Ребята спокойно сопели. Они думали о чудовищном предательстве, о боли, которую можно причинить без ремня, ножа и калёного железа.
Валерка вытащил изо рта кулак, проглотил что-то раз в пять побольше кулака, солоноватое и стыдное. Проглотил с трудом, с большим усилием, но, может быть, поэтому глаза у него стали сухими и твёрдыми.
— Тебе хорошо, Рэмка, — прошептал он. — Ну, выдрали бы — не привыкать. — Потом он положил руку на Рэмкино плечо. — Не стоящее это дело — любовь.
Рэмка по-прежнему смотрел на пятнышко.
— Ага, — печально прошептал он.
В комнате было тихо, только со двора доносился звук целлулоидного мяча: «Пинг-понг.

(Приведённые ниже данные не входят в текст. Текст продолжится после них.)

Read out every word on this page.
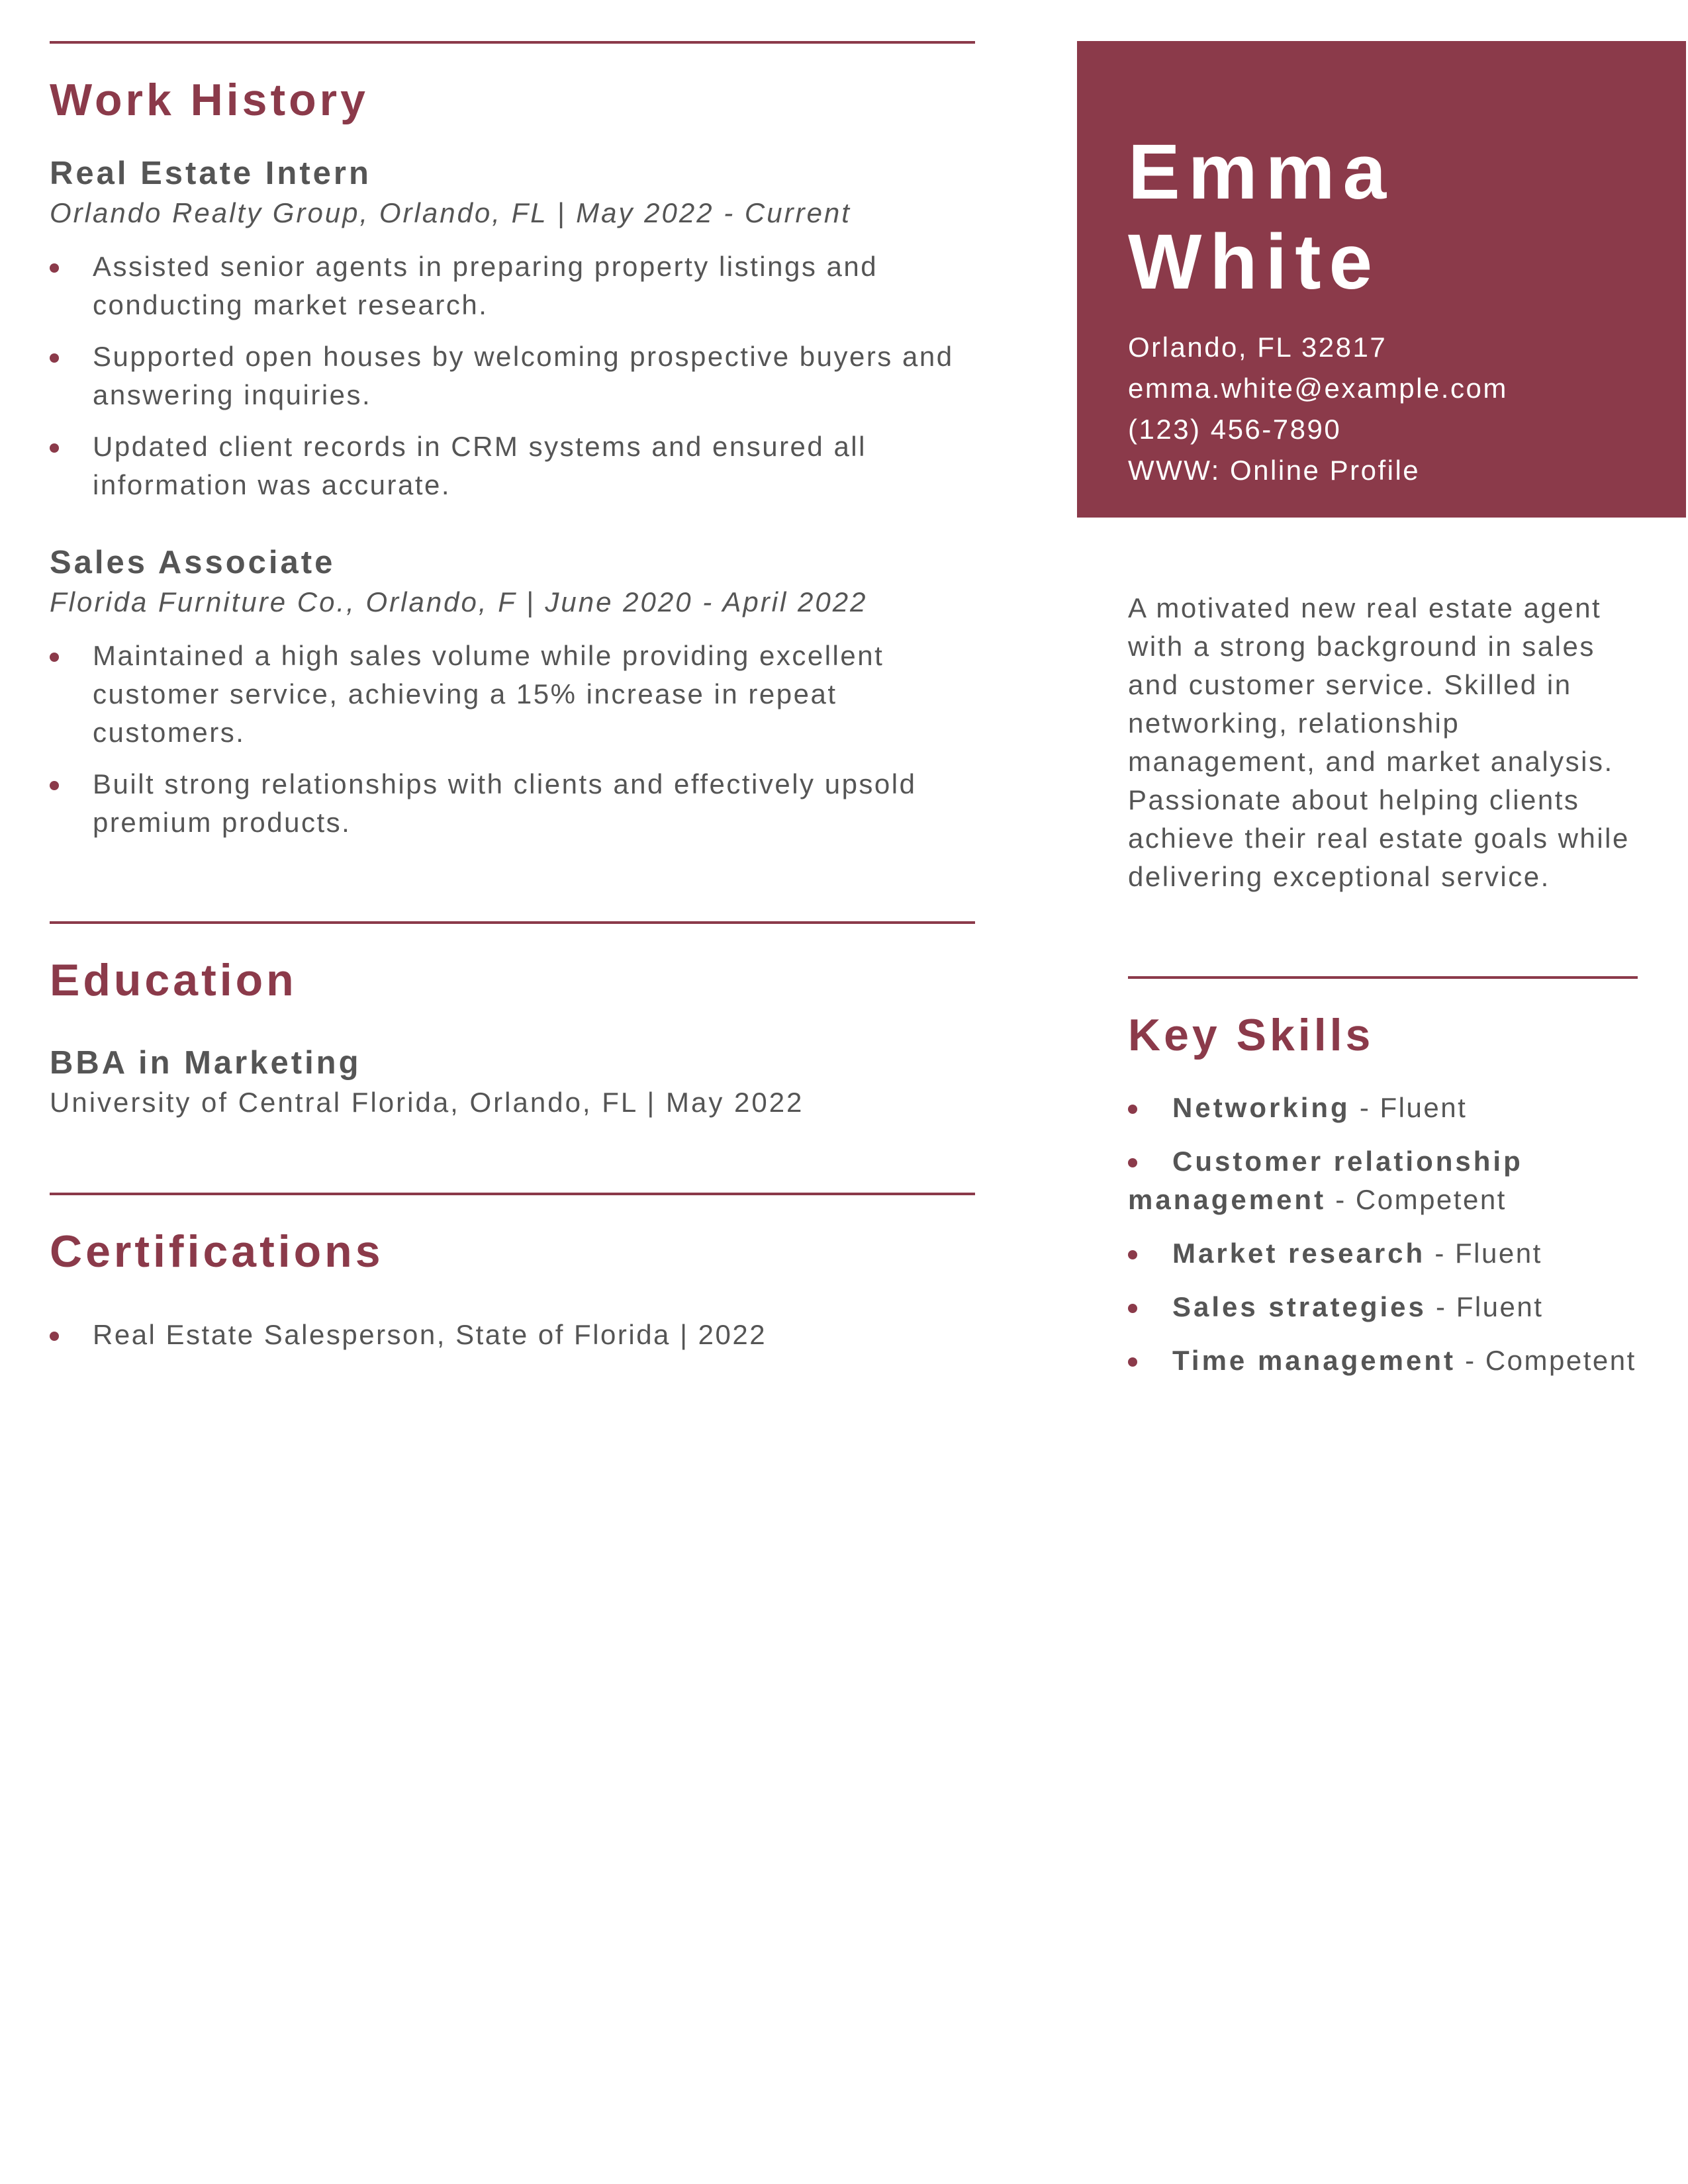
Work History
Real Estate Intern

Orlando Realty Group, Orlando, FL | May 2022 - Current

Assisted senior agents in preparing property listings and conducting market research.
Supported open houses by welcoming prospective buyers and answering inquiries.
Updated client records in CRM systems and ensured all information was accurate.
Sales Associate

Florida Furniture Co., Orlando, F | June 2020 - April 2022

Maintained a high sales volume while providing excellent customer service, achieving a 15% increase in repeat customers.
Built strong relationships with clients and effectively upsold premium products.
Education
BBA in Marketing

University of Central Florida, Orlando, FL | May 2022

Certifications
Real Estate Salesperson, State of Florida | 2022
Emma
White
Orlando, FL 32817
emma.white@example.com
(123) 456-7890
WWW: Online Profile

A motivated new real estate agent with a strong background in sales and customer service. Skilled in networking, relationship management, and market analysis. Passionate about helping clients achieve their real estate goals while delivering exceptional service.

Key Skills
Networking - Fluent
Customer relationship management - Competent
Market research - Fluent
Sales strategies - Fluent
Time management - Competent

Пинг-понг».
Здесь, на диване, друзья поклялись, что ни одни девчонка не затронет их сердец до самого гроба.
— Небо, земля. Сталь и честь. Мы сказали клятву. Хук.
В шесть утра будильник вздрагивает, щёлкает слегка, словно барабанщик пробует палочки, и начинает выбивать дробь. За стенами просыпаются другие будильники.
Зовут будильники, торопят.
Люди сбрасывают одеяла, потягиваются, спешат на кухню к водопроводному крану.
В шесть часов встают взрослые. Это их время. Ребята могут спать сколько влезет. Наступило лето.
Ребят в квартире трое: Борька, по прозвищу Брысь, Володька Глухов и Женька Крупицын.
Борька вскочил сразу. Он всегда поднимался со взрослыми. Размахивая полотенцем, выбегал на кухню, но там уже хозяйничала ткачиха Марья Ильинична. Её чайник весело пускал пар к потолку. Другой сосед — фрезеровщик Крупицын — стоял около раковины, чистил зубы. Крупицын скосил на Борьку глаза, пожал плечами.
— Я же сразу встал с будильником, — сокрушённо признался Борька. — Я самым первым хотел.
Марья Ильинична добродушно усмехнулась:
— Поработаешь с наше, тогда и будешь вставать самым первым. Время у тебя в душе поселится.
Борька устроился у раковины. Он любил энергичный ритм утра и холодную воду спросонья. Но его гоняли всегда:
— Брысь!
— Пусти-ка…
— Дай лицо сполоснуть…
Борька огрызался:
— А я что, немытый должен? Мне тоже надо…
Мыльные струйки текли у него по спине. Он норовил ухватить пригоршню воды и всегда врал:
— Ой, глаза щиплет!
Это очень приятно — толкаться у раковины. Будто сам спешишь куда-то, будто и тебе некогда. Лишь одной соседке, Крупицыной, Борька уступал раковину беспрекословно.
— Не понимаю, — ворчала она, придерживая полы цветастого халата. — И чего он здесь крутится, толчётся под ногами! Бестолковый какой-то… Ну ладно, мойся, мойся. Я обожду. Мне ведь спешить некуда. Тебе ведь нужно быстрее.
Зато очень весело становилось, когда на кухню выскакивал Глеб. Из взрослых он вставал самым последним. Он прихлопывал будильник подушкой и настойчиво вылёживал, пока Марья Ильинична или кто-нибудь другой из соседей не стаскивал с него простыню.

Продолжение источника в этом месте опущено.